To use this package, you'll need Python 3.8 or later.

```
pip install pai-soma-data
```

## Usage

### Initializing the SomaData Class

To start using the `SomaData` class, initialize it with the URI of your SOMA experiment. You can choose the data layer (`raw` or `norm`) based on your needs:

```
from pai_soma_data import SomaData

# Instantiate SomaData with normalized counts
sdata = SomaData(
    corpus_uri="...",
    layer="norm"  # Change to "raw" for raw counts
)
```

### Accessing Metadata

The observation and gene metadata are stored in the .obs and .var attributes of the SomaData object, respectively.
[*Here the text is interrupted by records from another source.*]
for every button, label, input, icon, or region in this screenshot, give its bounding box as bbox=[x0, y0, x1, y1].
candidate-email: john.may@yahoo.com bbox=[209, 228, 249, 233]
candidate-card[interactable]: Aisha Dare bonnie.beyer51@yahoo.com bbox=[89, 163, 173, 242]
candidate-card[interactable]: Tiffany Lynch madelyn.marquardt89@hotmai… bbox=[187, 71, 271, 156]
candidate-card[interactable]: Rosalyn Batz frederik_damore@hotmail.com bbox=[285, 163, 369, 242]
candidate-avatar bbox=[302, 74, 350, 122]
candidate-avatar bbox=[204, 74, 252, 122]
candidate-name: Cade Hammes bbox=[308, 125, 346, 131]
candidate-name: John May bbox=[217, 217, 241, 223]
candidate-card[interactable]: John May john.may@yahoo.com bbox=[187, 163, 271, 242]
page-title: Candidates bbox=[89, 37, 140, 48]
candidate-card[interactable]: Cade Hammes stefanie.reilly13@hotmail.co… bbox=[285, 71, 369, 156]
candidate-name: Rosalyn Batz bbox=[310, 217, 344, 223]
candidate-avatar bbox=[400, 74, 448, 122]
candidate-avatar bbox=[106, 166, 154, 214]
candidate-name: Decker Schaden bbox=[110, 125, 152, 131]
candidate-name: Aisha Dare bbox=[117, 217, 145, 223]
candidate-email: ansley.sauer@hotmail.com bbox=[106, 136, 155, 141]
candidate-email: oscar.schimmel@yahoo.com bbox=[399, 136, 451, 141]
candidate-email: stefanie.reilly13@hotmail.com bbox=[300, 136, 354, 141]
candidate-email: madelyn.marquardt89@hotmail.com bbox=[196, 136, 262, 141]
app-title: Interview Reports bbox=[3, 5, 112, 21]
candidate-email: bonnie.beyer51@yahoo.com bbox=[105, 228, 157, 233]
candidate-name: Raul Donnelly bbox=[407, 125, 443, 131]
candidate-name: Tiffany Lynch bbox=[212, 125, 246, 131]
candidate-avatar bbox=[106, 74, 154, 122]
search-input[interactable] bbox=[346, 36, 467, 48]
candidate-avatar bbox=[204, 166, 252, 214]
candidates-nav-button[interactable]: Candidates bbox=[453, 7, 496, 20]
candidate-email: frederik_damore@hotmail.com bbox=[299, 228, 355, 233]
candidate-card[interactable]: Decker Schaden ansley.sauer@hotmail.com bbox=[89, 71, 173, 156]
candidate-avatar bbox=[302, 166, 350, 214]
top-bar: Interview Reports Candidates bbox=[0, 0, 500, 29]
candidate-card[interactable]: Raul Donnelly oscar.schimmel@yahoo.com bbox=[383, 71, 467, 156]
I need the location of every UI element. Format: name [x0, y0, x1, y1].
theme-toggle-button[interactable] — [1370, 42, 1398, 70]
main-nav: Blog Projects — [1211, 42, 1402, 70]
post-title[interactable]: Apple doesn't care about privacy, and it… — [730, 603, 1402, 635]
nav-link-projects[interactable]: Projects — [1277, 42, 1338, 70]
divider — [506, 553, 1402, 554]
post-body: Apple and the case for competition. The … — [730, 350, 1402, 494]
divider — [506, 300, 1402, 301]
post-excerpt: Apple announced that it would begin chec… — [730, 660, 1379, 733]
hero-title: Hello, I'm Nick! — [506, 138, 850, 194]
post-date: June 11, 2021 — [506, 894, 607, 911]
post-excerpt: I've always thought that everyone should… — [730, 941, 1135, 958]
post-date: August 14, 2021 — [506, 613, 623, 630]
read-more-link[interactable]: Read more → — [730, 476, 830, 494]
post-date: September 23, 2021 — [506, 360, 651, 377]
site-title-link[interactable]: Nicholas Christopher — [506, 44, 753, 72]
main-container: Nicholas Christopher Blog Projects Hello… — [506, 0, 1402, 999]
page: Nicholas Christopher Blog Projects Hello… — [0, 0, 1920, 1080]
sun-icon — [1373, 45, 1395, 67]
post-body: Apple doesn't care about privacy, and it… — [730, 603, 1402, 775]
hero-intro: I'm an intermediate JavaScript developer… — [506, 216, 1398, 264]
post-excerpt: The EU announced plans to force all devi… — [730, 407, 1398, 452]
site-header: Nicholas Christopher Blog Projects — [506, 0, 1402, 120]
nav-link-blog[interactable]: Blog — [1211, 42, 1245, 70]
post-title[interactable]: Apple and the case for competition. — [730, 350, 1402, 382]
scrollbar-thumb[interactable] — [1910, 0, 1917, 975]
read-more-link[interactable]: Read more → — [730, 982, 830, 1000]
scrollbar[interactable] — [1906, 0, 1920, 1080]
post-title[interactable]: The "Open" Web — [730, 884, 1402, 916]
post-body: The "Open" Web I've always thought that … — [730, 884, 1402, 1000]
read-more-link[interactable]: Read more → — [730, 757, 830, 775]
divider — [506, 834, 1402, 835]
These are accessible as Pandas DataFrames:

```
# View the first few rows of observation metadata
print(sdata.obs.head())

# View the first few rows of variable (gene) metadata
print(sdata.var.head())
```

### Slicing X Data

The SomaData class allows for Pandas-style slicing of data using the format (row_filter, col_filter). The data is fetched in the layer specified during instantiation (default is "norm" for normalized data).

- Row filter: Can be a pd.Series, list of integers, or slices.
- Column filter: Can be a gene name (string) or a list of gene names.

## Contributing

Contributions are welcome! Please fork the repository and submit a pull request for any improvements or bug fixes.

## License

This project is licensed under the MIT License.